Calls from health leaders in February in a letter to Justice Secretary David Gauke urged for reform to payments for negligence claims against the NHS. Rob Dempsey, personal injury lawyer at law firm Roythornes Solicitors, discusses the proposed plans and its impact on potential claimants.
In 2017, changes to the calculation used to work out how much a victim of negligence should receive upfront to cover a lifetime of care was reformed by the government. Whilst some would argue this ensures claimants are compensated adequately for future care, others raise concerns that as a consequence, the NHS is required to make higher lump sum payments.
This, so the letter states, is ‘unsustainable’ and is diverting vast amounts of money from front line care.
Furthermore, it says: ‘We fully accept that there must be reasonable compensation for patients harmed through clinical negligence, but this needs to be balanced against society’s ability to pay.’ Although I am pleased to see some acknowledgement of ‘reasonable compensation’ for potential claimants, one must also consider in more detail how costs are allowed to escalate.
Once it is apparent that there has been substandard care, the parties should focus on resolving matters quickly and efficiently. It should be remembered costs of clinical negligence claims include the costs of solicitors acting for the NHS who incur significant fees in defending claims. All too often the claim becomes prolonged because straightforward claims are defended unnecessarily or resources are expended in trying to argue down the value of the claim.

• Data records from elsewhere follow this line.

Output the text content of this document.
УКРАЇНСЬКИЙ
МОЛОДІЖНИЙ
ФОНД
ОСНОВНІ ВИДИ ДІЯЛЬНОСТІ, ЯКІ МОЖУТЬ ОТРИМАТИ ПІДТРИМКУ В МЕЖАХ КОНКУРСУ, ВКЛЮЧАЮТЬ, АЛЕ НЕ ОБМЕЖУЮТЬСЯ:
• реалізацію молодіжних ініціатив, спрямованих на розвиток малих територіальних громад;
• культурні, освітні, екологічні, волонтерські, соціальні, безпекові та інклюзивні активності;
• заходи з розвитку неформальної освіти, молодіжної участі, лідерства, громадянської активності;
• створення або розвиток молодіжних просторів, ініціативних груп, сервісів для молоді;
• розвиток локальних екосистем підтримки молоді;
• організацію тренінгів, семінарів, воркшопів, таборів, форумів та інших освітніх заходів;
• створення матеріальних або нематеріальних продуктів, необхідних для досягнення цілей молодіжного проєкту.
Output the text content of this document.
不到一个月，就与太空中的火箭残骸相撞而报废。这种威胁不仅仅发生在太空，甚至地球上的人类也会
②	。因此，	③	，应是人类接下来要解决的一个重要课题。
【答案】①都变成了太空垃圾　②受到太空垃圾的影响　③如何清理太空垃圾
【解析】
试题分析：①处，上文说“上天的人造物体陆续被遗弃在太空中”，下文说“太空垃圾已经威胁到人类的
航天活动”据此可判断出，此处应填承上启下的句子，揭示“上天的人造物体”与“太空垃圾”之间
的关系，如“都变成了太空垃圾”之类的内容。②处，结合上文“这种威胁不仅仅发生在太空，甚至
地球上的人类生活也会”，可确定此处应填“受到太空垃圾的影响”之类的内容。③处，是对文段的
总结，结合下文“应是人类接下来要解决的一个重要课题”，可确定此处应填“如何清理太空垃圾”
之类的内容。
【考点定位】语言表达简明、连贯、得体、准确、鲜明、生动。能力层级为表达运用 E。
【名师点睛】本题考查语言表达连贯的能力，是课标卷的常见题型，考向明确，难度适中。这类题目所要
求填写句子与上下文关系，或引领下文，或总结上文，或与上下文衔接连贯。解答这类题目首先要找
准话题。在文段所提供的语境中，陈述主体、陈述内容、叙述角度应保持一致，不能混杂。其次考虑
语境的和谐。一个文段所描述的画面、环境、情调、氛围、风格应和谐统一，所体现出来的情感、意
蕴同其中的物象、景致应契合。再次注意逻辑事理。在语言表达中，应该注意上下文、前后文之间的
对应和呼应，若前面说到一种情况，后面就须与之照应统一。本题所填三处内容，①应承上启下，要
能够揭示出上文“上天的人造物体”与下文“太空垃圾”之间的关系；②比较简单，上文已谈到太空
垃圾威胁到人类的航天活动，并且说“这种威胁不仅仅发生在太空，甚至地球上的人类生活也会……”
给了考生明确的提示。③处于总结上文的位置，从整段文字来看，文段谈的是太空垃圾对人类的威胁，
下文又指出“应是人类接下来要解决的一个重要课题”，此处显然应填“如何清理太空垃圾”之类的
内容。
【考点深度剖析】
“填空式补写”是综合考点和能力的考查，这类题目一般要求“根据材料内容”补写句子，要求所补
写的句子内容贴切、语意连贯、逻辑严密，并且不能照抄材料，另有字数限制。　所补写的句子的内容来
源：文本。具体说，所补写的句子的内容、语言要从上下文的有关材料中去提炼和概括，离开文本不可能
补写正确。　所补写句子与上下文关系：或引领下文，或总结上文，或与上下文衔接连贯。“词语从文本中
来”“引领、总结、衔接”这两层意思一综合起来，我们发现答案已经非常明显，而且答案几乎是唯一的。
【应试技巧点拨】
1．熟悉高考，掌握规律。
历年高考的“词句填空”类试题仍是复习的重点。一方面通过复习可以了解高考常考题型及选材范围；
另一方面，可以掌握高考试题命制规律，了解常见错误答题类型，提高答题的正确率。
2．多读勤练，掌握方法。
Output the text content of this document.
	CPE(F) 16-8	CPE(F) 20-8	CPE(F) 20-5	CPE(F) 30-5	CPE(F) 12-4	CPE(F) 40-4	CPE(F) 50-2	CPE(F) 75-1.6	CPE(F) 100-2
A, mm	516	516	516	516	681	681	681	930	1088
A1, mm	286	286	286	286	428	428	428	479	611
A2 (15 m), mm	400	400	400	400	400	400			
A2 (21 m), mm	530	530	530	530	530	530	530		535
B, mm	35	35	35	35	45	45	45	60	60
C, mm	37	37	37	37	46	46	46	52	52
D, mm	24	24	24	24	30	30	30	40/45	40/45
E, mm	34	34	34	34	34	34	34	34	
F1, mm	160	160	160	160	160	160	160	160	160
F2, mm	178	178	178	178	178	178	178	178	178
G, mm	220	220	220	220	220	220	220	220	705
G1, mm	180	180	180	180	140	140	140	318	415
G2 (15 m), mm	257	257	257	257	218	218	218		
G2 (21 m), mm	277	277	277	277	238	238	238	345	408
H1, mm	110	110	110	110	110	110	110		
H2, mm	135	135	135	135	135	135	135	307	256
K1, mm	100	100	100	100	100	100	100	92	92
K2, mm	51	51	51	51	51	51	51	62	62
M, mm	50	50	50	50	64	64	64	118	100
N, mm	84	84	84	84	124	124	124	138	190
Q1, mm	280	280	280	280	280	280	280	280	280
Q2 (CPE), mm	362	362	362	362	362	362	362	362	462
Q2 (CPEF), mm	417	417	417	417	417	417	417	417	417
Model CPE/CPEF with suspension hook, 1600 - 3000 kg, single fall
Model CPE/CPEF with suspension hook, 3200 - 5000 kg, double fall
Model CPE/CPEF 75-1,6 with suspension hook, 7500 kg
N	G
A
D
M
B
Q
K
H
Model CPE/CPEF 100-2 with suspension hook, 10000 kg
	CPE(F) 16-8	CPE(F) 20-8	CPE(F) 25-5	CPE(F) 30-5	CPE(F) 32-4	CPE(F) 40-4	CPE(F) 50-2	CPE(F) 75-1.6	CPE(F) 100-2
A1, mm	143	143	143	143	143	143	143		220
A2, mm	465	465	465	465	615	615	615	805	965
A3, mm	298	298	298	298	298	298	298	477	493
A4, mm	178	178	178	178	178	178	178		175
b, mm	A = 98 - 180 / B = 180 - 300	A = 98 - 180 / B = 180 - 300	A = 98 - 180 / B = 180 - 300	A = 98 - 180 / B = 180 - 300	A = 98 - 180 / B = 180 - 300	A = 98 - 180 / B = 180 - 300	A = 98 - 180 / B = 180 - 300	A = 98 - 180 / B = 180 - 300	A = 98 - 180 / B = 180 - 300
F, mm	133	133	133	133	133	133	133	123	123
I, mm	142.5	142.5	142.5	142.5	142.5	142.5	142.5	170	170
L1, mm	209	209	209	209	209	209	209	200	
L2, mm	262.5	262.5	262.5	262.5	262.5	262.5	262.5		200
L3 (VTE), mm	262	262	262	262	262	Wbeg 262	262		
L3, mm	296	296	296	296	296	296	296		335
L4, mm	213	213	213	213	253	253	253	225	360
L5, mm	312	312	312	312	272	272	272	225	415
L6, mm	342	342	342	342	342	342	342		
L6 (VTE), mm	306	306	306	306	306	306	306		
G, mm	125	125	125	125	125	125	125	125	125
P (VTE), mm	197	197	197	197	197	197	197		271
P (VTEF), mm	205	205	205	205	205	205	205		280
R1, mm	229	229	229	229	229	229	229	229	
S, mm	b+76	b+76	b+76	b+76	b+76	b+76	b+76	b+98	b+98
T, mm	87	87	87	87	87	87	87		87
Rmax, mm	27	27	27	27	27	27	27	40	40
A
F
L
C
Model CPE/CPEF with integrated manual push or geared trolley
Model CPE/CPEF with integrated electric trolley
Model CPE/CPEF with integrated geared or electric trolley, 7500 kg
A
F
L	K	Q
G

Figures suggest that NHS spending on negligence claims is around £1.7 billion a year and of this sum, the vast majority goes to victims of clinical negligence. The compensation helps people who have suffered loss through no fault of their own or to the families of people who have died as a result of clinical negligence. Payments will cover loss of earnings, ongoing care, adaptations for the home and medical treatment.
If these costs were not recovered as part of a clinical negligence settlement, claimants would become dependent upon the social care system and the burden would again fall back to the public purse and ultimately the NHS.
Of course, if there were fewer avoidable errors in the first place then the costs of negligence claims would inevitably decrease, but this is part of a much wider sector issue. Not all mistakes can be eliminated, but alleviating strains on the NHS with understaffing and underfunding could see fewer mistakes being made.
No one is suggesting the NHS should ‘roll over’ each time they are faced with a claim, but it is certainly often the case that early acceptance of fault and a prompt settlement discussion would reduce costs.
The Ministry of Justice has said it had set out proposals for a ‘fairer way’ of setting payout levels. However, any proposals need to be fair and just for all involved, whether it be the NHS or those claimants whose lives have been irrevocably changed by shortcomings in patient care.